Posts Tagged by color
|March 25, 2013||Posted by Cristy under Third Grade|
Third graders look closely at Laurel Burch’s cat paintings and use an oil pastel resist process to interpret a cat of their own. Next, color theory is studied, and they choose a color scheme for their painting. William did a great job of using red, orange and yellow to demonstrate his mastery of the color, and wet-in-wet technique to show he could rock the watercolor.
|March 11, 2013||Posted by Cristy under Kindergarten|
A two-fer today of those clowns. I couldn’t help myself.
|March 8, 2013||Posted by Cristy under Kindergarten|
There’s a lot of research that demonstrates the value of painting in the development of young children. Tons of things go on in a kid’s brain when she swipes a brush through a color and uses it to represent something from her world, or her imagination. Color mixing in particular is a great brain bending exercise for youngsters that opens new and unexplored worlds. Teachers (and parents) often find that kids have so much fun mixing the paint that all you end up with is a bunch of mixed up paint, so many are reluctant to share this valuable exercise with the youngest of artists. My strategy is to limit the colors, so that whatever gets made will look great. Day 1 – white, red and yellow. Day 2 – white, blue and yellow. Day 3 – white blue and red. That way, the colors get to dry in between, the kid really gets to explore the variety of possibilities with each pair of primaries, and – well… the results look great!
|March 1, 2013||Posted by Cristy under Second grade|
Second graders study the artwork of early abstract painter Paul Klee; in particular his Sinbad the Sailor painting. They talk about how Klee uses the design principal of pattern, how he separates foreground from background using warm and cool colors, and how he takes what could be a gory scene from mythology and gives it a playful appearance through the use of abstraction. Next, students make their own version of an abstracted Sinbad painting. Noah’s Sinbad seems to be quite the hot-rod, while still sporting Klee-esque pattern details and warm/cool color scheme.
|February 19, 2013||Posted by Cristy under Fifth grade|
What have clapboard, columns, cornices, dormers, dentils, gables, lintels, porticos, pediments, transoms, turrets and widow’s walks, and go by the nickname Painted Ladies? That’s right! Victorian houses! Allison’s uses wet-in-wet and wet-on-dry watercolor technique AND a complimentary color scheme.
|March 9, 2011||Posted by Cristy under Uncategorized|
Unexpected box on my desk this morning! It was my new copy of “Getting to Know Color in Art” from the folks at Getting to Know Inc, and serendipity was afoot, because I happened to be running a third grade lesson that didn’t quite fill the hour. The third graders and I took the opportunity to screen the show, and we thought we’d let you know what we thought.

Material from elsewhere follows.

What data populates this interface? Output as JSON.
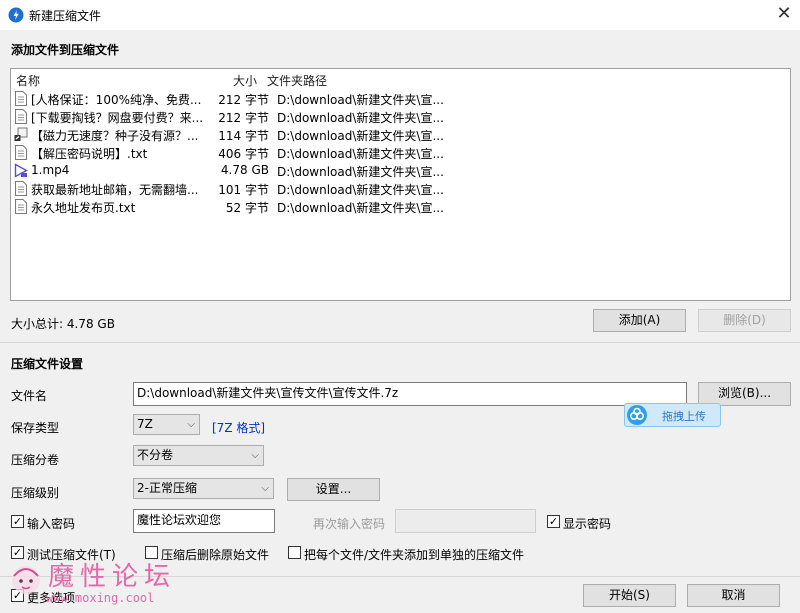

I use and enjoy the “World’s Greatest Artists” series, and I was curious whether “Color in Art” would have all that rambunctious music and cartoon action that makes the “Greatest” series so enthralling. While slightly less slick, it turned out to be engaging enough to get the job done. The video is divided into chapters, each thoroughly explaining a clearly defined topic or vocabulary word. (monochromatic, for example, or tint). That was a good idea, because it lets a teacher take just a few minutes at the beginning of a class to introduce just the relevant topic. It would also allow also the video to be consumed in smaller, bite size pieces. All at once, we found that it was a lot for my third graders to digest, and I doubt retention was terribly high. However, with a quick organizer to fill in it would make a great intro to color for older grades, and could serve as a quiz to assess exit outcomes with a little finagling.

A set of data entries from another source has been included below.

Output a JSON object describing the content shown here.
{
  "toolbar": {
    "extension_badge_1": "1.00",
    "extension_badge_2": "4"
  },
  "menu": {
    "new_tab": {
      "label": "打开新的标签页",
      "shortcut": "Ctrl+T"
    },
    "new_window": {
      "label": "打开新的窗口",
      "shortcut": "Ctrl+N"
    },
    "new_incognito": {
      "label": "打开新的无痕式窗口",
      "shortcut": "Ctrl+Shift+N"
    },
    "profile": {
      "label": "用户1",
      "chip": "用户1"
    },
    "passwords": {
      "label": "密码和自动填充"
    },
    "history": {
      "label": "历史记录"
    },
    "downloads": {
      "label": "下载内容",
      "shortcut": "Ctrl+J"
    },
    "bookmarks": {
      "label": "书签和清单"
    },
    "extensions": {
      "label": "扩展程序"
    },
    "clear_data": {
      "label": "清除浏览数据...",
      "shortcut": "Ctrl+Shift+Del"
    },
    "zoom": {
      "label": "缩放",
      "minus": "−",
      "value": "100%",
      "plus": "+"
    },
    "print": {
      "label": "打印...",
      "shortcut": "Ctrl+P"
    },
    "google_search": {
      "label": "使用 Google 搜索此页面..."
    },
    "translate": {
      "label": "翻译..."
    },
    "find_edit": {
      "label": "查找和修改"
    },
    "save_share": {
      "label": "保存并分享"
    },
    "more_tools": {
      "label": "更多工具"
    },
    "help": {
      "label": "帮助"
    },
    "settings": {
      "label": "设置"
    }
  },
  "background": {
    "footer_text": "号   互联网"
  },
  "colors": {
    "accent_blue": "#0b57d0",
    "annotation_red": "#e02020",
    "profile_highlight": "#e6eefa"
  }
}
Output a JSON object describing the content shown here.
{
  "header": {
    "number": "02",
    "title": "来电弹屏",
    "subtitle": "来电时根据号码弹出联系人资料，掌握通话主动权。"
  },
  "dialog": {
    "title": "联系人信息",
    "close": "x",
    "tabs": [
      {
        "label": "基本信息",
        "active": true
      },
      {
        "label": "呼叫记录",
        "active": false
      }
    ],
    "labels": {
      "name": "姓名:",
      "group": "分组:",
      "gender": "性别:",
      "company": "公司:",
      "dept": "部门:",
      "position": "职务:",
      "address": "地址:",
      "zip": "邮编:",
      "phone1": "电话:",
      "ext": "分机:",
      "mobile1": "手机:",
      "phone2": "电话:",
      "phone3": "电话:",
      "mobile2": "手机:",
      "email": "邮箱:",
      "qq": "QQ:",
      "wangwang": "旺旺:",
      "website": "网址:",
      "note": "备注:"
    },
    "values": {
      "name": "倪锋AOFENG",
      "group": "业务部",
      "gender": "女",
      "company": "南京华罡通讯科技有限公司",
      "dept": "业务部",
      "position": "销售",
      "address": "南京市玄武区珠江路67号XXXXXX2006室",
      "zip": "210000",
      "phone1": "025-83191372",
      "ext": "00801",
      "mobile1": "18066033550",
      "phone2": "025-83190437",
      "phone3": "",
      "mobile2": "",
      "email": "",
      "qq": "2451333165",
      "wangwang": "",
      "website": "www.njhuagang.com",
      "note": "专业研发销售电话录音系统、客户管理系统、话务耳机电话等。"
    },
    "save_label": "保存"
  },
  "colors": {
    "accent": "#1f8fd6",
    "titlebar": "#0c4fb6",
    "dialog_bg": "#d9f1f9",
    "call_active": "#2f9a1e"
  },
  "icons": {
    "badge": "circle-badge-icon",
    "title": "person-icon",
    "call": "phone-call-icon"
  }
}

In all, the kids and I found it relevant, well organized and silly enough to keep kids’ attention. The concepts were well illustrated with lots of goofy action and wacky sound effects. Narration was done by kids, which was nice. I found myself musing “I think I could make something like this…” but for the $30 it’s totally worth popping for it. (Or better yet – get your friendly neighborhood library lady to order it!)
Good job, “Getting to Know” folks – and keep up the good work!